Nos médias (N°23 / 3 octobre 2006)

Regardez la RTBF au moins un quart d’heure par semaine!

Par bribes, le public découvre actuellement l’avenir de la RTBF via des fuites du texte en projet pour son nouveau contrat de gestion, des fuites organisées dans la presse quotidienne ou auprès de puissants groupes de pression telles les sociétés de créateurs ou les regroupements de radios privées.

L’élément le plus inédit qui émerge de ces révélations est l’obligation pour le service public d’atteindre désormais des objectifs d’audience.

La RTBF devra rassembler un pourcentage précis de la population de plus de 4 ans pendant un quart d’heure au moins par semaine: 50% pour l’information, 45% pour les fictions, 25% pour la culture ou le sport, 20% (des 4-12 ans) pour les programmes pour enfants, 15% pour le divertissement.

Il ne s’agit pas d’une évaluation par émission mais bien d’une analyse de performances globales par genre.
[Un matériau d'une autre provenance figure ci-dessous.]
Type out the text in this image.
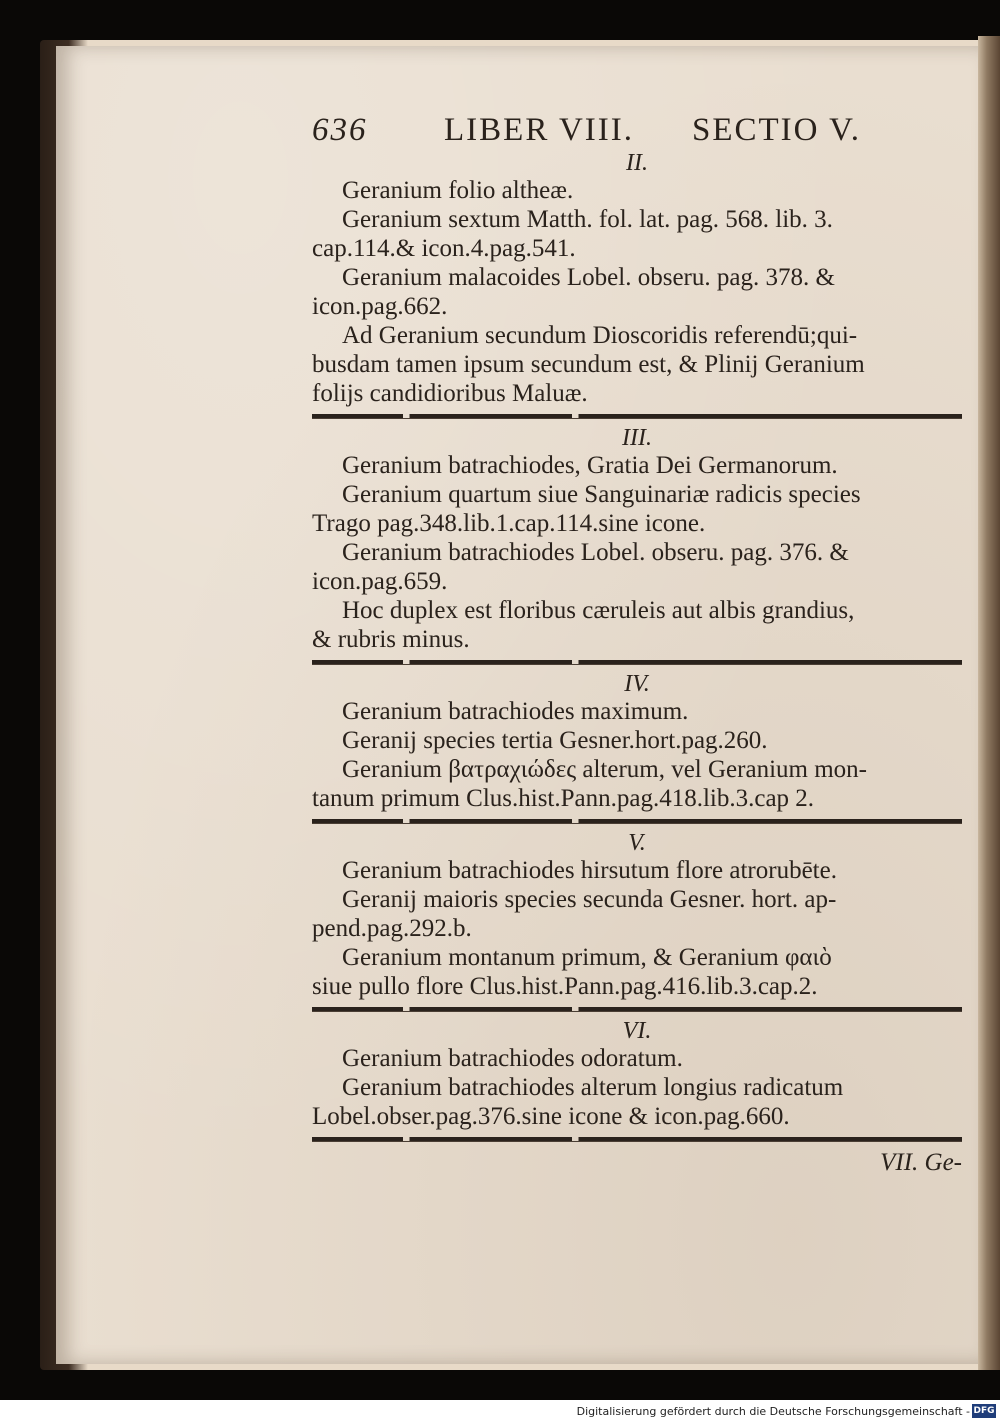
636 LIBER VIII. SECTIO V.
II.
Geranium folio altheæ.
Geranium sextum Matth. fol. lat. pag. 568. lib. 3.
cap.114.& icon.4.pag.541.
Geranium malacoides Lobel. obseru. pag. 378. &
icon.pag.662.
Ad Geranium secundum Dioscoridis referendū;qui-
busdam tamen ipsum secundum est, & Plinij Geranium
folijs candidioribus Maluæ.
III.
Geranium batrachiodes, Gratia Dei Germanorum.
Geranium quartum siue Sanguinariæ radicis species
Trago pag.348.lib.1.cap.114.sine icone.
Geranium batrachiodes Lobel. obseru. pag. 376. &
icon.pag.659.
Hoc duplex est floribus cæruleis aut albis grandius,
& rubris minus.
IV.
Geranium batrachiodes maximum.
Geranij species tertia Gesner.hort.pag.260.
Geranium βατραχιώδες alterum, vel Geranium mon-
tanum primum Clus.hist.Pann.pag.418.lib.3.cap 2.
V.
Geranium batrachiodes hirsutum flore atrorubēte.
Geranij maioris species secunda Gesner. hort. ap-
pend.pag.292.b.
Geranium montanum primum, & Geranium φαιὸ
siue pullo flore Clus.hist.Pann.pag.416.lib.3.cap.2.
VI.
Geranium batrachiodes odoratum.
Geranium batrachiodes alterum longius radicatum
Lobel.obser.pag.376.sine icone & icon.pag.660.
VII. Ge-
Digitalisierung gefördert durch die Deutsche Forschungsgemeinschaft - DFG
Selon Jean-François Raskin, président du conseil d’administration de la RTBF: « C’est une logique de rencontre du public et pas, comme le disent certains, une logique commerciale de course à l’audimat »(1).

L’intention est louable mais qu’arrivera-t-il lorsque l’un de ces pourcentages ne sera pas atteint? Osera-t-on encore mettre à l’antenne des émissions moins spectaculaires, moins manichéennes? Certains sujets utiles mais pointus seront-ils rangés aux oubliettes? L’animateur d’un débat ne sera-t-il pas tenté de demander à ses invités de s’exprimer encore plus brièvement?

Ces objectifs globaux d’audiences tiendront-t-ils compte des publics minoritaires? Ne sera-t-on pas tenté de mettre en place des stratégies qui font du chiffre pour arriver au « compte juste » d’usagers qui ont leur télé branchée sur la RTBF au bon moment pendant un quart d’heure, peu importe si ceux-ci sont attentifs ou non au contenu diffusé? On nous répond que pour pallier à ce danger, une étude qualitative indépendante des programmes sera réalisée chaque année. N’y a-t-il pas là déjà une inégalité de traitement entre le quantitatif et le qualitatif, car les objectifs d’audiences, eux, seront contrôlés trois fois plus régulièrement?

De toute façon, il serait indispensable que le public, chaque fois qu’il ouvre son journal, puisse découvrir simultanément les résultats d’audiences et ceux du qualimat. Ce n’est jamais le cas et la course à la relation de l’audimat ne cesse de se renforcer de manière unilatérale. Dernière nouveauté en ce sens: depuis quelques semaines, en tête de sa page « télévision », Le Soir met en exergue, jour après jour, la liste des quatre meilleures audiences de la veille.

À noter que le Conseil Supérieur de l’Audiovisuel vient de faire remarquer à la ministre que le projet de contrat de gestion ne prévoit pas que ces résultats des audiences trimestrielles ou ceux de l’évaluation qualitative annuelle devraient être mis à la disposition de l’organe de régulation. Rien n’empêche donc à la RTBF de les considérer comme secrets industriels! N’est prévu qu’une transmission sous forme de synthèse à la ministre de l’audiovisuel.

Encore faut-il se mettre d’accord sur ce qu’on entend par « étude qualitative »: s’agit-il simplement d’analyser la satisfaction du public et d’en tenir compte dans l’élaboration des futurs programmes? Ce n’est pourtant pas parce que les enfants adorent les friandises qu’il faut les en gaver! Le public, si mal éduqué par le petit écran depuis nombre d’années, ne va-t-il pas tout simplement reproduire pareil endoctrinement dans les réponses qu’il apportera aux sondeurs? Dès lors, ne serait-il pas opportun d’élaborer plutôt un panel citoyen en interrogeant des usagers représentatifs des diverses opinions sociales, culturelles et politiques, mais qui auraient, au préalable, été informés des enjeux du secteur qu’ils sont censés évaluer?

Puisque la RTBF est un service public, il convient de découvrir non seulement combien de personnes ont vu tel programme et si elles l’ont apprécié, mais également et surtout si la perception de celui-ci a été utile dans l’évolution de leur vie personnelle.